Abruptly (though this was how most news came from abroad), Dennis called to announce his wedding, less than a month away. I had no idea who the woman could be. They’d met in Paris, he said. She was gorgeous, smart, decisive—and to his delight had decided that he, Dennis, would do. “Do?” I said. “Merely do?” No, no, Dennis assured me, laughing, they were passionately in love. “And will
that
do?” I asked tersely. “Oh Fenny, you’ve lost your sense of humor. Sometimes you know! You just know! Haven’t you ever felt that way?” Of course not, I wanted to snap. Do you see me sending Kodacolor Christmas cards of soul mate plus offspring? But I congratulated him, told him I couldn’t wait to meet her. I did imagine she must be angelic, though I had yet to meet anyone French who possessed that virtue.

Did the wedding have to be rushed? He laughed. “Well yes, rather so—if she’s to fit into her grandmother’s gown, which she’s always wanted to wear.” He laughed some more, laughed as if drugged, and his bride, in my mind, became a good deal less angelic.
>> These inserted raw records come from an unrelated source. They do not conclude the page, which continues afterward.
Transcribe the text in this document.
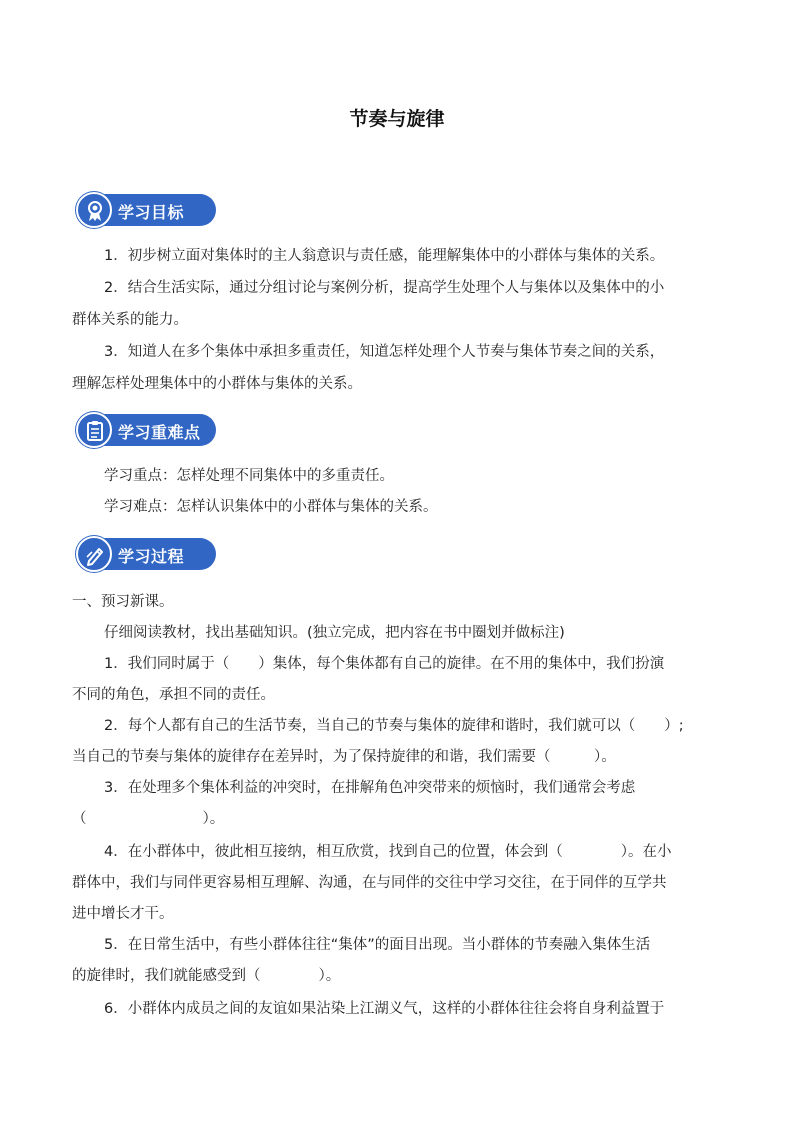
节奏与旋律
学习目标
1．初步树立面对集体时的主人翁意识与责任感，能理解集体中的小群体与集体的关系。
2．结合生活实际，通过分组讨论与案例分析，提高学生处理个人与集体以及集体中的小
群体关系的能力。
3．知道人在多个集体中承担多重责任，知道怎样处理个人节奏与集体节奏之间的关系，
理解怎样处理集体中的小群体与集体的关系。
学习重难点
学习重点：怎样处理不同集体中的多重责任。
学习难点：怎样认识集体中的小群体与集体的关系。
学习过程
一、预习新课。
仔细阅读教材，找出基础知识。(独立完成，把内容在书中圈划并做标注)
1．我们同时属于（　　）集体，每个集体都有自己的旋律。在不用的集体中，我们扮演
不同的角色，承担不同的责任。
2．每个人都有自己的生活节奏，当自己的节奏与集体的旋律和谐时，我们就可以（　　）;
当自己的节奏与集体的旋律存在差异时，为了保持旋律的和谐，我们需要（　　　）。
3．在处理多个集体利益的冲突时，在排解角色冲突带来的烦恼时，我们通常会考虑
（　　　　　　　　）。
4．在小群体中，彼此相互接纳，相互欣赏，找到自己的位置，体会到（　　　　）。在小
群体中，我们与同伴更容易相互理解、沟通，在与同伴的交往中学习交往，在于同伴的互学共
进中增长才干。
5．在日常生活中，有些小群体往往“集体”的面目出现。当小群体的节奏融入集体生活
的旋律时，我们就能感受到（　　　　）。
6．小群体内成员之间的友谊如果沾染上江湖义气，这样的小群体往往会将自身利益置于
“If you can’t make it, I’ll certainly understand,” he said. “And it won’t be a grand business anyway, Mum’s death being so recent.”
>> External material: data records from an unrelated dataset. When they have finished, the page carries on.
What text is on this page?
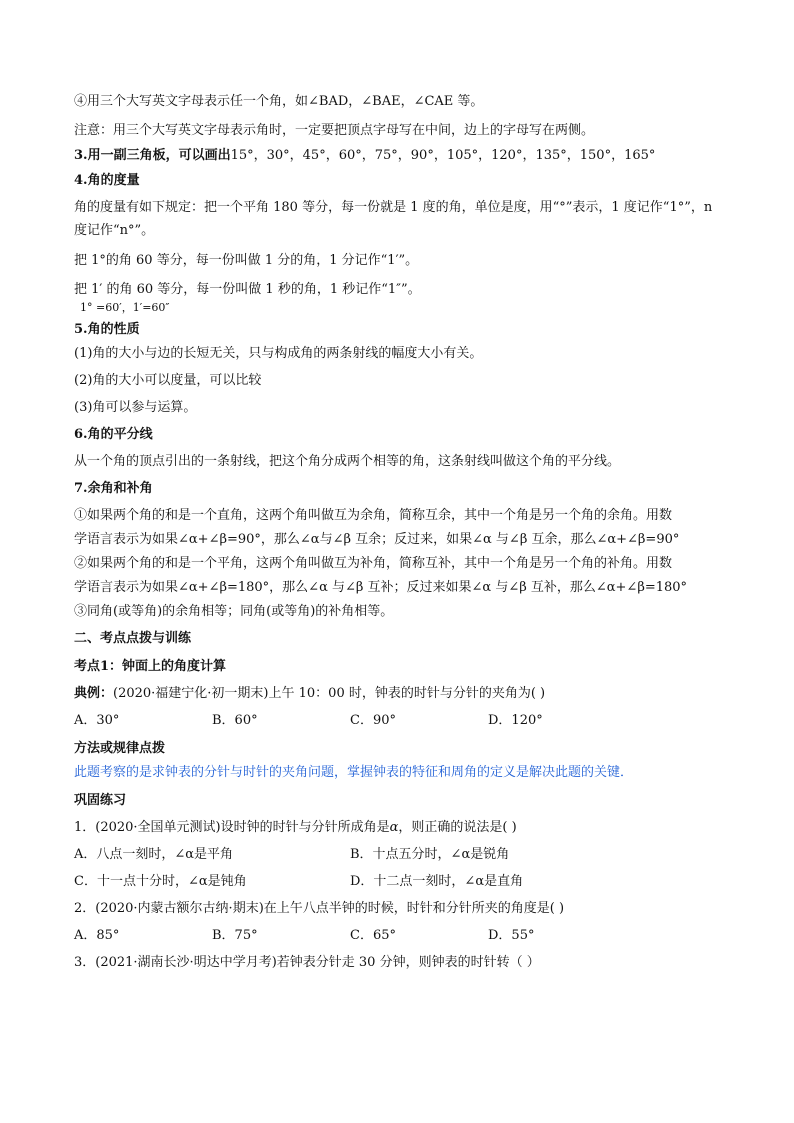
④用三个大写英文字母表示任一个角，如∠BAD，∠BAE，∠CAE 等。

注意：用三个大写英文字母表示角时，一定要把顶点字母写在中间，边上的字母写在两侧。

3.用一副三角板，可以画出15°，30°，45°，60°，75°，90°，105°，120°，135°，150°，165°

4.角的度量

角的度量有如下规定：把一个平角 180 等分，每一份就是 1 度的角，单位是度，用“°”表示，1 度记作“1°”，n

度记作“n°”。

把 1°的角 60 等分，每一份叫做 1 分的角，1 分记作“1′”。

把 1′ 的角 60 等分，每一份叫做 1 秒的角，1 秒记作“1″”。

1° =60′，1′=60″

5.角的性质

(1)角的大小与边的长短无关，只与构成角的两条射线的幅度大小有关。

(2)角的大小可以度量，可以比较

(3)角可以参与运算。

6.角的平分线

从一个角的顶点引出的一条射线，把这个角分成两个相等的角，这条射线叫做这个角的平分线。

7.余角和补角

①如果两个角的和是一个直角，这两个角叫做互为余角，简称互余，其中一个角是另一个角的余角。用数

学语言表示为如果∠α+∠β=90°，那么∠α与∠β 互余；反过来，如果∠α 与∠β 互余，那么∠α+∠β=90°

②如果两个角的和是一个平角，这两个角叫做互为补角，简称互补，其中一个角是另一个角的补角。用数

学语言表示为如果∠α+∠β=180°，那么∠α 与∠β 互补；反过来如果∠α 与∠β 互补，那么∠α+∠β=180°

③同角(或等角)的余角相等；同角(或等角)的补角相等。

二、考点点拨与训练

考点1：钟面上的角度计算

典例：(2020·福建宁化·初一期末)上午 10：00 时，钟表的时针与分针的夹角为( )

A．30°	B．60°	C．90°	D．120°

方法或规律点拨

此题考察的是求钟表的分针与时针的夹角问题，掌握钟表的特征和周角的定义是解决此题的关键．

巩固练习

1．(2020·全国单元测试)设时钟的时针与分针所成角是α，则正确的说法是( )

A．八点一刻时，∠α是平角	B．十点五分时，∠α是锐角
C．十一点十分时，∠α是钝角	D．十二点一刻时，∠α是直角

2．(2020·内蒙古额尔古纳·期末)在上午八点半钟的时候，时针和分针所夹的角度是( )

A．85°	B．75°	C．65°	D．55°

3．(2021·湖南长沙·明达中学月考)若钟表分针走 30 分钟，则钟表的时针转（ ）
It could have been the grandest affair of the century, planned a year in advance, and Dennis would still have forgiven my absence (I don’t think he’d know a grudge if it mugged him). So I was relieved, and not because I didn’t want to be there.
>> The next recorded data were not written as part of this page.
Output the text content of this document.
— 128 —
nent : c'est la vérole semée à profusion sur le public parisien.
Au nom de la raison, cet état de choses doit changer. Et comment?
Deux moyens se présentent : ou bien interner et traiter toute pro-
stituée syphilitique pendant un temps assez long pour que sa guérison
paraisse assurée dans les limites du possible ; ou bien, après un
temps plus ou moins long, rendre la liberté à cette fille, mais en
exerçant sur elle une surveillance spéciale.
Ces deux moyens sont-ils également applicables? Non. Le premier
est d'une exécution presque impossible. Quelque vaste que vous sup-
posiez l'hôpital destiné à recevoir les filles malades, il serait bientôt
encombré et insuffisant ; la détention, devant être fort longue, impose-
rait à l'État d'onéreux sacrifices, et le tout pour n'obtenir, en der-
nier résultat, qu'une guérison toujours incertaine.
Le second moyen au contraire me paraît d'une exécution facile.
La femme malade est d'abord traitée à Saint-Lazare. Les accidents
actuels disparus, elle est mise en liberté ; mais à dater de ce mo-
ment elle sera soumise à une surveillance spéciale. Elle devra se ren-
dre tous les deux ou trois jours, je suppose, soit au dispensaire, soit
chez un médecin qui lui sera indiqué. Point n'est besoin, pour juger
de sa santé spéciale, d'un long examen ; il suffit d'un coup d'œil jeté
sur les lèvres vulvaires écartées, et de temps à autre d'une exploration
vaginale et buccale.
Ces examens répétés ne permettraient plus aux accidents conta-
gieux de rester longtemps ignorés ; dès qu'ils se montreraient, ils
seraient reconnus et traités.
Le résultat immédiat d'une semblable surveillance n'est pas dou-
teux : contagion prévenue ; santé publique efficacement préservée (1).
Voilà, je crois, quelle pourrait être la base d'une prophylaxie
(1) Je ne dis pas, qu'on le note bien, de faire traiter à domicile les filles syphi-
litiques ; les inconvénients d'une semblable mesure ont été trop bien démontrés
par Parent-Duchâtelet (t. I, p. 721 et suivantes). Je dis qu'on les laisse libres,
In June Mal stayed home, mostly in bed, for a week. For the first time, I entered his bedroom. Like mine, his back windows overlooked a row of gardens, some slovenly, some tidy, but all in some semblance of bloom. The two long walls leading to the windows were lined with records and books, and across his broad dark sleigh bed lay a quilt which I knew Lucinda must have made, a crazy quilt of velvets, velours, jacquards, and satins—greens, blues, and golds with an occasional sliver of black. “Two decades of party dresses I had to
beg
her to withhold from Goodwill, down on my knees,” said Mal when I asked. “I said, ‘Well if I can’t wear them, Mom, at least let me cocoon inside them.’ And who knew? They might just cure my insomnia. That won my case.”

Mal never let me cook, but I would pick up dinners from the Gondolier’s Pantyhose, Le Codpiece de Santa, and a Chinese restaurant newly christened One Fun Yum. He seemed to have become ravenous. Gone was the ascetic diet, and the cancerous lesions in his mouth, he said, had all but vanished. “More like Cindy Crawford beauty marks, not those Carl Sagan black holes just waiting to suck down my brain.”

But Mal was tired, bone tired. “Literally,” he said. “I can actually feel my femurs from inside out. Sometimes my ribs seem to itch.” The professionally laundered shirts I had picked up the previous week remained in their packages, stacked on their shelf in the cupboard. I did not ask about work, about concerts he must be missing. By the Fourth of July, he felt strong enough to visit friends on Fire Island.